Except, perhaps, for the statues with pubic hair, but sadly they were already lost. He thought somebody should have lobbied to give them protection as a historical landmark. They were significant to him, if no one else, even if he didn’t really miss them until now.

Even though he’d traveled on Sunset countless times over the last twenty years, somehow this time it felt like he was retracing the path he took when he first came here from San Francisco, when he was full of dreams and plans that still hadn’t come true.

His melancholy was compounded by his physical state. He’d never experienced so many different kinds of discomfort at once. His back burned, his cuts stung, his shoulder throbbed, and his skin itched under his charred, damp, dirt-caked clothes. Every muscle in his body was sore, and his feet felt as if they had swelled to twice their normal size. He was hot, thirsty, and sweating all over.

And then there were all those dead faces that wouldn’t stay buried in his mind, flashing in front of his consciousness like commercial breaks.

The memories, the weariness, and the pain became an almost palpable weight, carried all over his body. This must be why so many elderly people stooped, Marty thought. Seventy years of this shit must weight a lot.

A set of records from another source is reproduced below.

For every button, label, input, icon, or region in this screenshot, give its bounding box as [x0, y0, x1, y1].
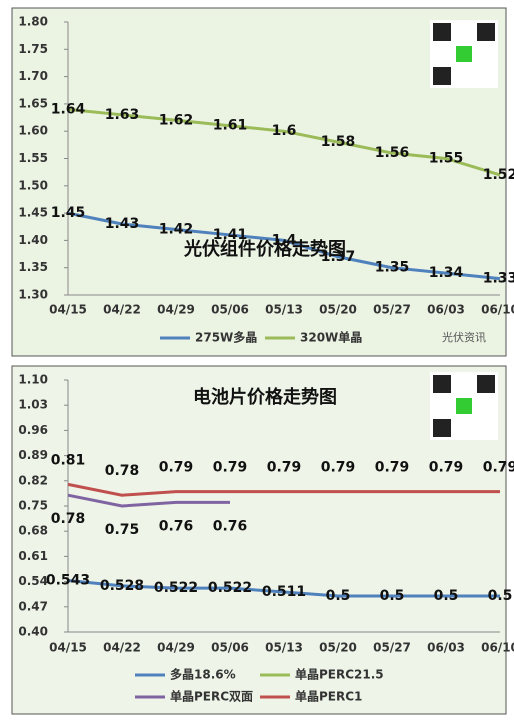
x-tick-label: 04/22 [103, 641, 141, 655]
legend-label: 多晶18.6% [170, 667, 236, 682]
data-label: 1.45 [51, 205, 86, 221]
x-tick-label: 06/10 [481, 641, 514, 655]
y-tick-label: 1.30 [18, 288, 48, 302]
legend-label: 单晶PERC1 [295, 689, 362, 704]
y-tick-label: 1.75 [18, 42, 48, 56]
legend-label: 320W单晶 [300, 330, 362, 345]
qr-code [430, 20, 498, 440]
x-tick-label: 04/29 [157, 303, 195, 317]
x-tick-label: 05/20 [319, 641, 357, 655]
x-tick-label: 05/06 [211, 303, 249, 317]
legend-label: 单晶PERC双面 [170, 689, 253, 704]
y-tick-label: 0.89 [18, 448, 48, 462]
data-label: 1.58 [321, 134, 356, 150]
data-label: 1.55 [429, 151, 464, 167]
data-label: 0.79 [213, 460, 248, 476]
data-label: 0.79 [159, 460, 194, 476]
data-label: 0.5 [488, 588, 513, 604]
x-tick-label: 04/22 [103, 303, 141, 317]
data-label: 1.64 [51, 101, 86, 117]
data-label: 0.78 [51, 511, 86, 527]
x-tick-label: 05/13 [265, 303, 303, 317]
x-tick-label: 04/15 [49, 641, 87, 655]
legend-label: 275W多晶 [195, 330, 257, 345]
x-tick-label: 05/27 [373, 303, 411, 317]
data-label: 0.511 [262, 584, 306, 600]
data-label: 0.79 [429, 460, 464, 476]
y-tick-label: 0.82 [18, 473, 48, 487]
y-tick-label: 0.75 [18, 499, 48, 513]
y-tick-label: 0.40 [18, 625, 48, 639]
x-tick-label: 05/13 [265, 641, 303, 655]
series-line [67, 493, 230, 508]
data-label: 1.6 [272, 123, 297, 139]
data-label: 0.528 [100, 578, 144, 594]
y-tick-label: 1.45 [18, 206, 48, 220]
panel [11, 365, 507, 715]
data-label: 0.522 [154, 580, 198, 596]
data-label: 1.33 [483, 271, 514, 287]
x-tick-label: 06/10 [481, 303, 514, 317]
y-tick-label: 1.65 [18, 96, 48, 110]
data-label: 1.56 [375, 145, 410, 161]
data-label: 0.5 [434, 588, 459, 604]
panel [11, 7, 507, 357]
data-label: 0.76 [159, 518, 194, 534]
data-label: 1.35 [375, 260, 410, 276]
y-tick-label: 1.10 [18, 373, 48, 387]
data-label: 0.81 [51, 452, 86, 468]
data-label: 0.5 [380, 588, 405, 604]
series-line [67, 579, 500, 598]
data-label: 0.79 [321, 460, 356, 476]
data-label: 1.61 [213, 118, 248, 134]
y-tick-label: 0.96 [18, 423, 48, 437]
watermark: 光伏资讯 [442, 330, 486, 344]
x-tick-label: 05/27 [373, 641, 411, 655]
x-tick-label: 06/03 [427, 303, 465, 317]
data-label: 0.543 [46, 573, 90, 589]
data-label: 1.34 [429, 265, 464, 281]
x-tick-label: 06/03 [427, 641, 465, 655]
y-tick-label: 1.40 [18, 233, 48, 247]
y-tick-label: 1.03 [18, 398, 48, 412]
data-label: 1.62 [159, 112, 194, 128]
y-tick-label: 0.54 [18, 574, 48, 588]
data-label: 0.79 [267, 460, 302, 476]
data-label: 0.522 [208, 580, 252, 596]
y-tick-label: 0.61 [18, 549, 48, 563]
data-label: 1.4 [272, 232, 297, 248]
y-tick-label: 1.80 [18, 15, 48, 29]
data-label: 0.78 [105, 463, 140, 479]
series-line [67, 482, 500, 497]
x-tick-label: 04/15 [49, 303, 87, 317]
y-tick-label: 1.70 [18, 69, 48, 83]
data-label: 1.43 [105, 216, 140, 232]
series-line [67, 211, 501, 281]
data-label: 1.63 [105, 107, 140, 123]
series-line [67, 107, 501, 177]
data-label: 0.5 [326, 588, 351, 604]
y-tick-label: 1.55 [18, 151, 48, 165]
y-tick-label: 0.68 [18, 524, 48, 538]
data-label: 1.37 [321, 249, 356, 265]
data-label: 1.52 [483, 167, 514, 183]
data-label: 1.42 [159, 221, 194, 237]
legend-label: 单晶PERC21.5 [295, 667, 384, 682]
chart-title: 光伏组件价格走势图 [183, 238, 346, 260]
data-label: 0.76 [213, 518, 248, 534]
data-label: 0.79 [375, 460, 410, 476]
y-tick-label: 1.50 [18, 178, 48, 192]
chart-title: 电池片价格走势图 [193, 386, 337, 408]
data-label: 0.75 [105, 522, 140, 538]
data-label: 0.79 [483, 460, 514, 476]
data-label: 1.41 [213, 227, 248, 243]
x-tick-label: 05/20 [319, 303, 357, 317]
y-tick-label: 1.35 [18, 260, 48, 274]
x-tick-label: 05/06 [211, 641, 249, 655]
y-tick-label: 0.47 [18, 599, 48, 613]
y-tick-label: 1.60 [18, 124, 48, 138]
x-tick-label: 04/29 [157, 641, 195, 655]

So he’d stopped to rest, to clear his head, to marshal his strength for the next leg of his journey over the Sepulveda Pass. He knew the hills were ablaze, even from here he could see the smoke. But he was going to take the Pass anyway, because the alternative, trekking twenty or thirty more miles further west and inching into the valley from the coast, was unthinkable. It would take days in the condition he was in now and there was no telling what hazards he’d face there-mudslides, forest fires, deranged mountain lions, swarms of locusts.

The locusts seemed like a stretch, but then again, Marty never would have imagined running into a tidal wave in the middle of Hollywood, either.

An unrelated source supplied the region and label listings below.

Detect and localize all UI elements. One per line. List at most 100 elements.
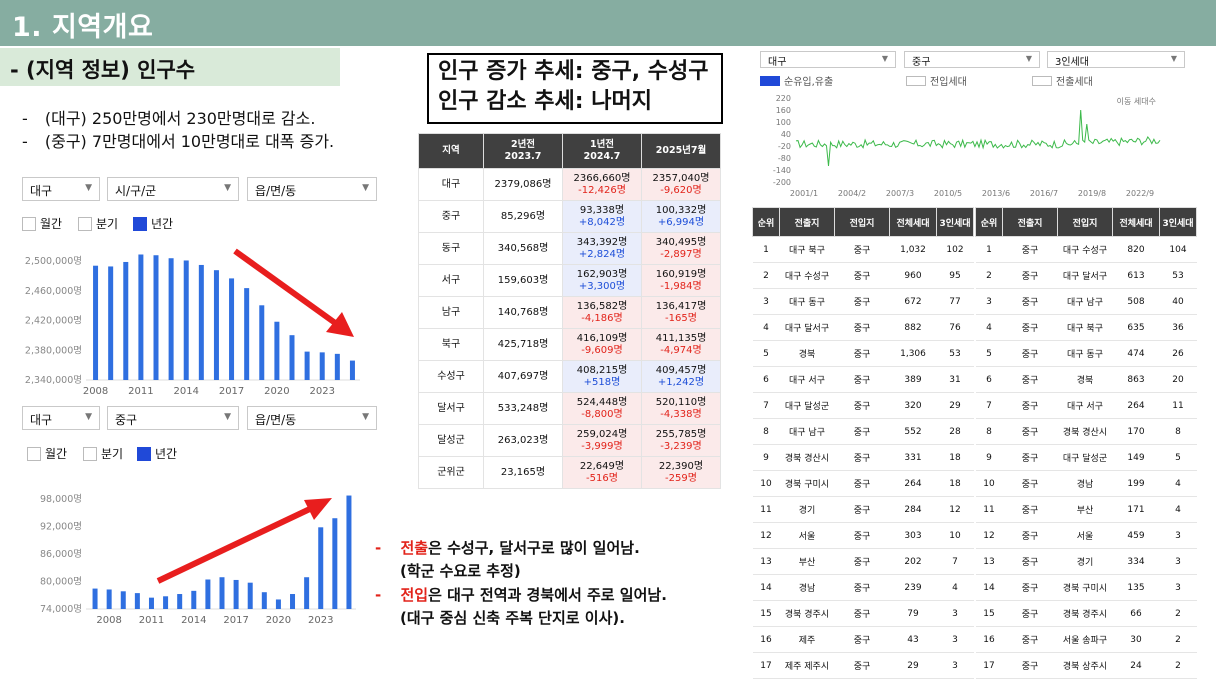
chevron-down-icon: ▼ (362, 412, 369, 422)
bar (138, 254, 144, 380)
y-tick-label: 2,500,000명 (25, 256, 82, 267)
legend-swatch (760, 75, 780, 86)
table-cell: 14 (975, 574, 1003, 601)
table-cell: 5 (752, 340, 780, 367)
table-row: 14 중구 경북 구미시 135 3 (975, 574, 1197, 601)
value-change-cell: 259,024명 -3,999명 (562, 424, 642, 457)
table-cell: 중구 (834, 444, 890, 471)
period-yearly-1[interactable]: 년간 (133, 215, 173, 232)
col-header: 전입지 (1057, 207, 1113, 237)
table-cell: 334 (1112, 548, 1160, 575)
table-row: 남구 140,768명 136,582명 -4,186명 136,417명 -165명 (418, 296, 721, 329)
col-header: 3인세대 (1159, 207, 1197, 237)
value-text: 100,332명 (655, 204, 707, 216)
table-row: 8 대구 남구 중구 552 28 (752, 418, 974, 445)
period-monthly-1[interactable]: 월간 (22, 215, 62, 232)
col-header: 1년전 2024.7 (562, 133, 642, 169)
legend-net[interactable]: 순유입,유출 (760, 73, 833, 88)
col-header: 지역 (418, 133, 484, 169)
bar (120, 591, 126, 609)
table-cell: 4 (1159, 496, 1197, 523)
bullet-dash: - (22, 109, 28, 128)
value-text: 520,110명 (655, 396, 707, 408)
table-cell: 43 (889, 626, 937, 653)
note-sub: (학군 수요로 추정) (400, 562, 521, 580)
bar (304, 577, 310, 609)
bar (229, 278, 235, 380)
sigungu-select-1[interactable]: 시/구/군 ▼ (107, 177, 239, 201)
y-tick-label: -20 (778, 142, 791, 151)
bar (349, 360, 355, 380)
table-cell: 대구 달성군 (1057, 444, 1113, 471)
table-cell: 1,032 (889, 236, 937, 263)
change-text: -9,609명 (581, 344, 623, 356)
select-value: 3인세대 (1055, 57, 1089, 68)
period-quarterly-1[interactable]: 분기 (78, 215, 118, 232)
bullet-text: (대구) 250만명에서 230만명대로 감소. (44, 109, 316, 128)
move-house-select[interactable]: 3인세대 ▼ (1047, 51, 1185, 68)
table-cell: 76 (936, 314, 974, 341)
y-tick-label: 2,380,000명 (25, 345, 82, 356)
table-row: 달서구 533,248명 524,448명 -8,800명 520,110명 -4,338… (418, 392, 721, 425)
period-quarterly-2[interactable]: 분기 (83, 445, 123, 462)
bar (275, 599, 281, 609)
bar (259, 305, 265, 380)
bullet-2: - (중구) 7만명대에서 10만명대로 대폭 증가. (22, 131, 334, 152)
table-cell: 대구 달서구 (779, 314, 835, 341)
table-cell: 20 (1159, 366, 1197, 393)
change-text: -12,426명 (578, 184, 626, 196)
period-yearly-2[interactable]: 년간 (137, 445, 177, 462)
checkbox (22, 216, 36, 231)
x-tick-label: 2004/2 (838, 189, 866, 198)
table-cell: 1 (752, 236, 780, 263)
x-tick-label: 2020 (264, 386, 289, 397)
table-cell: 5 (975, 340, 1003, 367)
junggu-population-chart: 98,000명 92,000명 86,000명 80,000명 74,000명 2008 2… (40, 494, 356, 626)
table-row: 10 경북 구미시 중구 264 18 (752, 470, 974, 497)
value-cell: 140,768명 (483, 296, 563, 329)
table-cell: 4 (936, 574, 974, 601)
table-cell: 18 (936, 444, 974, 471)
table-cell: 중구 (1002, 262, 1058, 289)
callout-line-1: 인구 증가 추세: 중구, 수성구 (438, 59, 709, 84)
table-cell: 170 (1112, 418, 1160, 445)
sido-select-2[interactable]: 대구 ▼ (22, 406, 100, 430)
table-cell: 8 (975, 418, 1003, 445)
value-change-cell: 100,332명 +6,994명 (641, 200, 721, 233)
bar (177, 594, 183, 609)
bar (153, 255, 159, 380)
table-cell: 16 (752, 626, 780, 653)
select-value: 읍/면/동 (255, 413, 297, 427)
table-row: 6 중구 경북 863 20 (975, 366, 1197, 393)
table-cell: 중구 (1002, 288, 1058, 315)
sigungu-select-2[interactable]: 중구 ▼ (107, 406, 239, 430)
legend-in[interactable]: 전입세대 (906, 73, 967, 88)
table-cell: 9 (975, 444, 1003, 471)
value-change-cell: 411,135명 -4,974명 (641, 328, 721, 361)
x-tick-label: 2022/9 (1126, 189, 1154, 198)
bar (233, 579, 239, 609)
sido-select-1[interactable]: 대구 ▼ (22, 177, 100, 201)
period-monthly-2[interactable]: 월간 (27, 445, 67, 462)
legend-out[interactable]: 전출세대 (1032, 73, 1093, 88)
value-text: 136,417명 (655, 300, 707, 312)
table-cell: 1,306 (889, 340, 937, 367)
checkbox (78, 216, 92, 231)
x-tick-label: 2023 (308, 615, 333, 626)
eup-select-2[interactable]: 읍/면/동 ▼ (247, 406, 377, 430)
eup-select-1[interactable]: 읍/면/동 ▼ (247, 177, 377, 201)
move-out-ranking-table: 순위 전출지 전입지 전체세대 3인세대 1 중구 대구 수성구 820 104 2 중구 대구 달서구… (975, 207, 1197, 679)
select-value: 읍/면/동 (255, 184, 297, 198)
move-sido-select[interactable]: 대구 ▼ (760, 51, 896, 68)
table-cell: 중구 (834, 236, 890, 263)
region-cell: 달성군 (418, 424, 484, 457)
checkbox-label: 월간 (45, 447, 68, 461)
chart-legend-text: 이동 세대수 (1117, 96, 1156, 106)
table-row: 12 서울 중구 303 10 (752, 522, 974, 549)
chevron-down-icon: ▼ (881, 54, 888, 63)
table-cell: 9 (752, 444, 780, 471)
value-change-cell: 136,582명 -4,186명 (562, 296, 642, 329)
move-sigungu-select[interactable]: 중구 ▼ (904, 51, 1040, 68)
chevron-down-icon: ▼ (362, 183, 369, 193)
table-cell: 7 (975, 392, 1003, 419)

He figured the Sepulveda Pass wasn’t too big a risk anyway. He was planning on walking straight up the center of the San Diego Freeway. The ten lanes of concrete plus the two lanes of Sepulveda Boulevard should make a nice, wide fire break.

Marty took a deep breath, got to his feet, and started walking again. To distract himself from the pain, and to make the time pass, he sang TV themes to himself, beginning with fifties shows and moving forward from there.

He began with Have Gun, Will Travel and was up to Green Acres a half-hour later as he approached a guy near the ornate gates to Bel-Air, sitting in a lawn chair beside a sandwich board that advertised “Maps to the Stars’ Homes(Only Five Dollars!” The “five” had been scratched out and replaced with a hastily scrawled “two.” The man was going through his maps, spreading them open on his lap and X-ing out homes with a fat magic marker.

“Doing much business?” Marty asked.

“Some,” the man said, intent on his work. “News crews, mostly.”

Made sense. It didn’t matter much to Americans if Los Angeles was destroyed, Marty thought, but God save Jay Leno’s garage, Brad Pitt’s sun deck, and Meg Ryan’s tennis courts.

“How do you know which homes have been destroyed?” Marty asked.

“I have my sources,” he said mysteriously and started marking up another map.